The primary target for the DBs is the underbanked in Singapore, notes Wickramasinghe. These include low-income individuals, early income millennials, start-ups and micro-SMEs.

This is because performing credit checks, know-your-customer (KYC) checks and monitoring large volumes of low yielding, higher risk accounts is a weak business case for incumbent banks.

But DBs should be able to substantially lower acquisition and transaction costs by automating these processes, he notes.

“Taking into account MAS’ cautious virtual bank framework, we estimate DBs could command 1.2% of the Singapore dollar’s loan market share within three years – which is not substantial. We do not expect deposit price competition, but there may be some customer leakage for incumbents as the DBs ramp up cross-promotions leveraging synergies of their existing platforms. Subsequent maximising of returns from these customers should depend on the innovation, differentiation and depth of products introduced,” says Wickramasinghe.
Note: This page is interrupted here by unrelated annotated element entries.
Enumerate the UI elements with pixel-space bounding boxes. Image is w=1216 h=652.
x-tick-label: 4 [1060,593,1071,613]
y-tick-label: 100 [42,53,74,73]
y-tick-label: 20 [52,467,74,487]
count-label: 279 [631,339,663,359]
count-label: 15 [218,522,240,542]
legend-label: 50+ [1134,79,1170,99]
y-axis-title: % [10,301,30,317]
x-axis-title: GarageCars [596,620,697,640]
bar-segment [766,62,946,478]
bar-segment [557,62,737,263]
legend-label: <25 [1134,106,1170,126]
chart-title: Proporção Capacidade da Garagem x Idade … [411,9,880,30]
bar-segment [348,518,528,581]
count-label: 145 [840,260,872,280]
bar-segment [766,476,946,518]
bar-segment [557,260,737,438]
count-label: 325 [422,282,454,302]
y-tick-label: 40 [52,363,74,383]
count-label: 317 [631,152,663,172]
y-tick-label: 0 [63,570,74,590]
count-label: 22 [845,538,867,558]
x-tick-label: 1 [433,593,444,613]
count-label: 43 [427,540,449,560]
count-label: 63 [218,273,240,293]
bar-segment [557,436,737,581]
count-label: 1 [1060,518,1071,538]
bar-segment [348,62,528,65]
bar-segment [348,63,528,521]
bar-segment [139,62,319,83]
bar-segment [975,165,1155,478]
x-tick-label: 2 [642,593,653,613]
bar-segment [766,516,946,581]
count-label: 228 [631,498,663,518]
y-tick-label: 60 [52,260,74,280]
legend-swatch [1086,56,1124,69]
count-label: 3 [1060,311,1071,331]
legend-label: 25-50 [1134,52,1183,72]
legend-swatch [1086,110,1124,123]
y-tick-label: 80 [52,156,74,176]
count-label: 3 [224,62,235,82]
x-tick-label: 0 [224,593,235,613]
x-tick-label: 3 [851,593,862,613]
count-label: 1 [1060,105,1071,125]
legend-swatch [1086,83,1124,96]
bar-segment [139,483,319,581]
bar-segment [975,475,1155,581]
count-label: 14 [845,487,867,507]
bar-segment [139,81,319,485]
On the incumbents, he expects domestic bank non-performing loans (NPLs) to rise to 2.1% in FY2021E – the highest level since the global financial crisis. “Regional economies recovering at different speeds, a resurgence of Covid-19 and dividend caps further increases uncertainty. The recent strength of the re-rating of these banks offers an opportunity to profit-take.”

Pressure points

While there is limited near-term impact on the incumbents, CGS-CIMB thinks pressure points will come in the form of stiffer deposit-taking competition. Analysts Lim Siew Khee and Andrea Choong point to an approximate 6.8% 3-month fixed deposit rates when digital banks commenced operations in Hong Kong this January.

They add in their Dec 5 note that incumbent banks will face mounting pressure on payment-related fees, including loss of interchange fees and float, but believe this to only be a longer-term prospect as operations ramp up.

Challenges that new digital banks will likely face are progressive technological upgrades of local banks, with DBS’s development of Digibank and UOB’s TMRW bank, and the stickiness factor of customers to these banks.

See also: Digital full bank licence to 'accelerate growth' of SeaMoney: DBS Group Research

For successful applicants Singtel, Grab and Sea, the DFB licence win represents an expansion into a potentially profitable business over the medium- to long-term, and a diversification away from its mature telco businesses, say Lim and Choong. The partnership with Grab allows both parties to leverage each other’s sizeable customer base and digital capabilities, they add.

“In terms of capital requirements, Singtel’s share (40% of consortium) may be a minimum of $600 million in three to five years. Assuming annual investment of $200 million per annum over three years, net debt/group earnings before interest, taxes, depreciation and amortisation (EBITDA) would only be slightly higher at 1.53x-1.56x at end-FY2023-2025F (we forecast 1.48x-1.50x) and hence unlikely to affect dividend paying capacity,” they state.

For Sea, margins may be pressured, note the analysts. SeaMoney is already an emerging e-wallet player, with 17.8 million quarterly paying users (QAU) transacting more than US$2.1 billion using the wallet services in 3QFY2020. “Leveraging its gaming and e-commerce ecosystem, we believe that Sea has a niche understanding of the needs of millennials and SMEs in the region. We believe that the DFB licence will allow SE to offer differentiated products targeting the unmet needs of these users, allowing it to further build up more revenue streams in its financial services segment. However, aggressive expansion into this segment may put pressure on margins for its digital financial services in the medium term.”

Meanwhile, CGS-CIMB analysts expect iFAST to de-rate on the back of its unsuccessful bid as market exuberance fades away. It remains in the running (part of PCCW’s consortium) to operate HK’s eMPF (Monetary Provident Fund) platform; award of the licence is likely by end-FY2020.

CGS-CIMB is recommending “add” on Sea and Singtel, with target prices of US$210.00 and $3.10 respectively, while recommending “hold” on iFAST with target price $3.41.

As at 11.13am, shares in Singtel are trading 5 cents lower, or 2.08% down, at $2.35; while shares in iFAST are trading 7 cents lower, or 2.32% down, at $2.95.